Besonders die Beinarbeit in der Nähe der Grundlinie, in schnellen Ballwechseln, ist für ihre jungen Jahre bemerkenswert und eine Grundlage, auf der sie ihr gesamtes Spiel aufbauen könnte. Man merkt, dass sie das Spiel versteht. Die Balance stimmt, ab und an fehlt es noch an der Übersetzung und den kleinen Schritten zum Ball hin, was noch zu Fehlern führt.
Wie viele, pardon, sehr sehr viele andere junge Damen, spielt Masarova die Bälle sehr flach und gerade – was strategisch nicht immer die beste Entscheidung ist. Da sie durch ihre Beweglichkeit und Balance an der Grundlinie hervorragende Winkel und Möglichkeiten hätte die Bälle mit mehr Spin zu spielen, verwundert die eher brachiale Spielausrichtung. Schaut man sich eine Simona Halep oder auch Caroline Wozniacki an sieht man (Frau), dass auch etwas langsamer und halhhoch gespielte Bälle zum Erfolg führen können.
Besonders auf dem Niveau, auf dem Masarova spielt, kann ein flexibles Grundlinienspiel zu mehr Fragen bei der Gegnerin führen. Mehr Fragen führen zu mehr Fehlern bei den Gegnerinnen. Eine Facette, die dem Spiel von Masarova erst noch aus dem Keller geholt und abgestaubt werden muss, damit sie auf dem Platz präsentiert werden kann.
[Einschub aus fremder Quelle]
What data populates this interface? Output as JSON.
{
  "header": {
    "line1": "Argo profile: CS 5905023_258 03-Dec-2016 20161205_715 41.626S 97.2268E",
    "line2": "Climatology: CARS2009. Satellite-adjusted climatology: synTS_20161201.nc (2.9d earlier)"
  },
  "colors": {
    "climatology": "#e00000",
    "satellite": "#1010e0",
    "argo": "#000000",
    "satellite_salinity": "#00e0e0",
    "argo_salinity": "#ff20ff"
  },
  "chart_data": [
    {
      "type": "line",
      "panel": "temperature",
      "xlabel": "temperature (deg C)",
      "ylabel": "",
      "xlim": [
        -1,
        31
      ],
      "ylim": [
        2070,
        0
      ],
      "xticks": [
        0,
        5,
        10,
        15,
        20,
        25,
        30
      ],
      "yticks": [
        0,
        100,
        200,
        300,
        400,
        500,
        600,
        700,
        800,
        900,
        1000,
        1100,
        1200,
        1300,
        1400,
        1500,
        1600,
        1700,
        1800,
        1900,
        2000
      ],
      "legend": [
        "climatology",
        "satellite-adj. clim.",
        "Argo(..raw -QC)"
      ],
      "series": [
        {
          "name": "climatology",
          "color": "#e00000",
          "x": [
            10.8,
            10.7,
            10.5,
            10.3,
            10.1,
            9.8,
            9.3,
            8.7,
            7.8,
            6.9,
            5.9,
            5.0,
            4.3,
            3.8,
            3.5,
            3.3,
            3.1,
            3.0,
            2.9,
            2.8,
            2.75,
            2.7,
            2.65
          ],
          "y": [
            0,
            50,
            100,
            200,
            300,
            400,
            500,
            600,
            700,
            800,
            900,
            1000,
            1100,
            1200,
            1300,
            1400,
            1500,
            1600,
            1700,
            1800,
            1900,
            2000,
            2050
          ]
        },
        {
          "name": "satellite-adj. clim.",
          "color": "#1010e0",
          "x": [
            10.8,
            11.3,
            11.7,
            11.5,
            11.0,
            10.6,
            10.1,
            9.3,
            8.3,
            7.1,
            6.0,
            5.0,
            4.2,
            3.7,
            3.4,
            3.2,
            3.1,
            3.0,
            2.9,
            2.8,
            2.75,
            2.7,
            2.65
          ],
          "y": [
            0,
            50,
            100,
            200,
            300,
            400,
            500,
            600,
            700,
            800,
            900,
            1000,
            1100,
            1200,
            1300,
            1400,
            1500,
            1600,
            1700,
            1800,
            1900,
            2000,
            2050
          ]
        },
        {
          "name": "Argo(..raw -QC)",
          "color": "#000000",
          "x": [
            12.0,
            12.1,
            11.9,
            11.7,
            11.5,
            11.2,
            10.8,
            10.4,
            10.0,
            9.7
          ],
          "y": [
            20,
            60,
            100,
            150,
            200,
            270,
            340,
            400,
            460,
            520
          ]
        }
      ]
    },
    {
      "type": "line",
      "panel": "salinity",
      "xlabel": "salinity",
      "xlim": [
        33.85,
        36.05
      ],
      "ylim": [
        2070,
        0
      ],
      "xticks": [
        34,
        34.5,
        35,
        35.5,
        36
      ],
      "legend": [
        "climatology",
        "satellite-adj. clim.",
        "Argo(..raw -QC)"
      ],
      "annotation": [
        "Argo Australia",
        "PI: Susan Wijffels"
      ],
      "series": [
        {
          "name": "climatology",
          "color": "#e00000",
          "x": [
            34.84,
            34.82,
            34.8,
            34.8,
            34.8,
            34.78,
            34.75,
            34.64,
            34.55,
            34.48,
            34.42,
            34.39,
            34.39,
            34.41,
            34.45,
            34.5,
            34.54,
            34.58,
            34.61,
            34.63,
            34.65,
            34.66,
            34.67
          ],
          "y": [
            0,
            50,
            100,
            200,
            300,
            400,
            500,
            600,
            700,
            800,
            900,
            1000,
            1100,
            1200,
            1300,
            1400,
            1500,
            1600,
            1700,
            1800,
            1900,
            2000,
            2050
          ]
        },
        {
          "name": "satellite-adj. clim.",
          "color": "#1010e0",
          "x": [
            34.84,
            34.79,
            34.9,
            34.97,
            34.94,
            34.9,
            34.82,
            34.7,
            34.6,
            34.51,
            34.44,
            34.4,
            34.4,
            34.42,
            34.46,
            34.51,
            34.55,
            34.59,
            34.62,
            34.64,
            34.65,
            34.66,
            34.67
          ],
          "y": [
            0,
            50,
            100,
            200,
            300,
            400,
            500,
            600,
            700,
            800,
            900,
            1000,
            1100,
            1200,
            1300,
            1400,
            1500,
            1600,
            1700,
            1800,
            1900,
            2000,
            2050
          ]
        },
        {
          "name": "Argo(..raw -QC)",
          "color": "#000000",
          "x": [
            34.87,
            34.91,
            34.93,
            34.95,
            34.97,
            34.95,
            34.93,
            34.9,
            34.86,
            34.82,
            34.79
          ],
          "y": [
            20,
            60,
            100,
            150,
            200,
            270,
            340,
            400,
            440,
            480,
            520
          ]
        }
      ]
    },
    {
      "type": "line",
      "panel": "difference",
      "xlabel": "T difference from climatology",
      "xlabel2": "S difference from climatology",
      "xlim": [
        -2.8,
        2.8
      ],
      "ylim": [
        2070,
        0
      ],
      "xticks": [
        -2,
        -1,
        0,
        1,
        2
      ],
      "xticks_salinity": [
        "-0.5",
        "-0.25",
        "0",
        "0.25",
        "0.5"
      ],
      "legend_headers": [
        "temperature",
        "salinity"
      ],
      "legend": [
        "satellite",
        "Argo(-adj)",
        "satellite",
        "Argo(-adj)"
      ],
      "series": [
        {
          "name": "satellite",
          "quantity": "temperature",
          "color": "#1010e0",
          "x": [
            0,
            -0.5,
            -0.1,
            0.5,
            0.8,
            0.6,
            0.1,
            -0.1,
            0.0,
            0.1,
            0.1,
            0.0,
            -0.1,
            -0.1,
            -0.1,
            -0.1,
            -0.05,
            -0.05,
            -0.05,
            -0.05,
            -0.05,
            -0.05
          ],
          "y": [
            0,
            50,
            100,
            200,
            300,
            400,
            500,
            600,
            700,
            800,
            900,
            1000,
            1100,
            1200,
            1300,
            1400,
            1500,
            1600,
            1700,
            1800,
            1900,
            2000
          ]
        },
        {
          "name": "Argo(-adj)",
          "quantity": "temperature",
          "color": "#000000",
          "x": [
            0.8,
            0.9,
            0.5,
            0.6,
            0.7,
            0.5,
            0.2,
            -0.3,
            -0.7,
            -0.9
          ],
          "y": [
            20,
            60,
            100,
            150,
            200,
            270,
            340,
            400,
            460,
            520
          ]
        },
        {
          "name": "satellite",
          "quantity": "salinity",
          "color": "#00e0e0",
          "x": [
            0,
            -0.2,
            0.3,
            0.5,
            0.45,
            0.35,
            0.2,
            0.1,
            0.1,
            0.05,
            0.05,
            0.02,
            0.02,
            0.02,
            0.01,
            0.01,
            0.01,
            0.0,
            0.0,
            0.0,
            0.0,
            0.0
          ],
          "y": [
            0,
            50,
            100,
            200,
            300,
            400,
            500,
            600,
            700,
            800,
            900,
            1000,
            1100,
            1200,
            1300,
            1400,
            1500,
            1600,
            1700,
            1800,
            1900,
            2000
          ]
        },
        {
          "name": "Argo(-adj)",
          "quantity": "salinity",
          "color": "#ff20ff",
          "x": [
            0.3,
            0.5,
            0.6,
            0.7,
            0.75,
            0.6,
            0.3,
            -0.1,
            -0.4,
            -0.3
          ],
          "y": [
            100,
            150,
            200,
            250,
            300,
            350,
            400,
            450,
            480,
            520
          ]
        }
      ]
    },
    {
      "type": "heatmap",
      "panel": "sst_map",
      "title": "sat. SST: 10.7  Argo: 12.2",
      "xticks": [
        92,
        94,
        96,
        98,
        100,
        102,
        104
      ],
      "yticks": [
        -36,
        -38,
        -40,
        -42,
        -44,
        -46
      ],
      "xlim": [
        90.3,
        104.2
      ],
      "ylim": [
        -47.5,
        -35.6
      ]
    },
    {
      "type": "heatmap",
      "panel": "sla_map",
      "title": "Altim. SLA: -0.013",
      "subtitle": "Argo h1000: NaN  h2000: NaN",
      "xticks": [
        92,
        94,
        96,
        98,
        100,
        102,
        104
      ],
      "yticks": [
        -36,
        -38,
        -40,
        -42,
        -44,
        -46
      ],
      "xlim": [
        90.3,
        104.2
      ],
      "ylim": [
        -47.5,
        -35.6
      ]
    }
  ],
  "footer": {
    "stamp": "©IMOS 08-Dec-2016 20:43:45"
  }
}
Vielen Spielerinnen fehlen die technischen Mittel und das Spielverständnis, um das eigene Grundlinienspiel variabel zu gestalten. So wie ich Masarova gesehen habe, könnte sie hier ihre Möglichkeiten, die ihr Spiel ihr gibt, besser ausspielen. Grigor Dimitrov hatte sehr lange ähnliche Probleme.
Der Aufschlag zählt laut ihren eigenen Angaben zu ihrem Lieblingsschlag. Und die Variation, die sich bei diesem Schlag spielt zeigt, dass sie große Freude an den vielen Möglichkeiten auf dem Tennisplatz hat.
Erster Aufschlag drauf, zweiter Aufschlag Kick?
Nee.
Rebeka Masarova versteht es manchmal noch etwas unkonzentriert, den Slice nach außen zu spielen, wenn es 30:30 steht. Sie kann hart cross servieren, aber auch Slice durch die Mitte.
Die Flexibilität, die sie beim Aufschlag zeigt, fehlt an der Grundlinie ein wenig.
Die rasende Achterbahn
Man steigt ein, schnallt sich an und weiß nicht so recht, was in den nächsten Minuten passieren wird.
Dann geht die Fahrt los, man wird in den Sitz gedrückt und es schießen einem zahllose Gedanken durch den Kopf – ohne das man nach der Fahrt schlauer ist als vorher.
Schaut man sich Rebeka Masarova zwischen den Ballwechseln in einem Match an gewinnt man den Eindruck, als wäre sie gerade mitten in einer solchen Achterbahnfahrt 😉
Die Gedanken schießen kreuz und quer, mal weiß Rebeka nicht so recht, was sie mit ihrem Potenzial an Schlägen anfangen soll, dann wiederum scheint sie überrascht über das, was sie gespielt hat. Sie scheint mehr von den Emotionen, als von der Spielidee in ihrem Kopf getrieben zu werden.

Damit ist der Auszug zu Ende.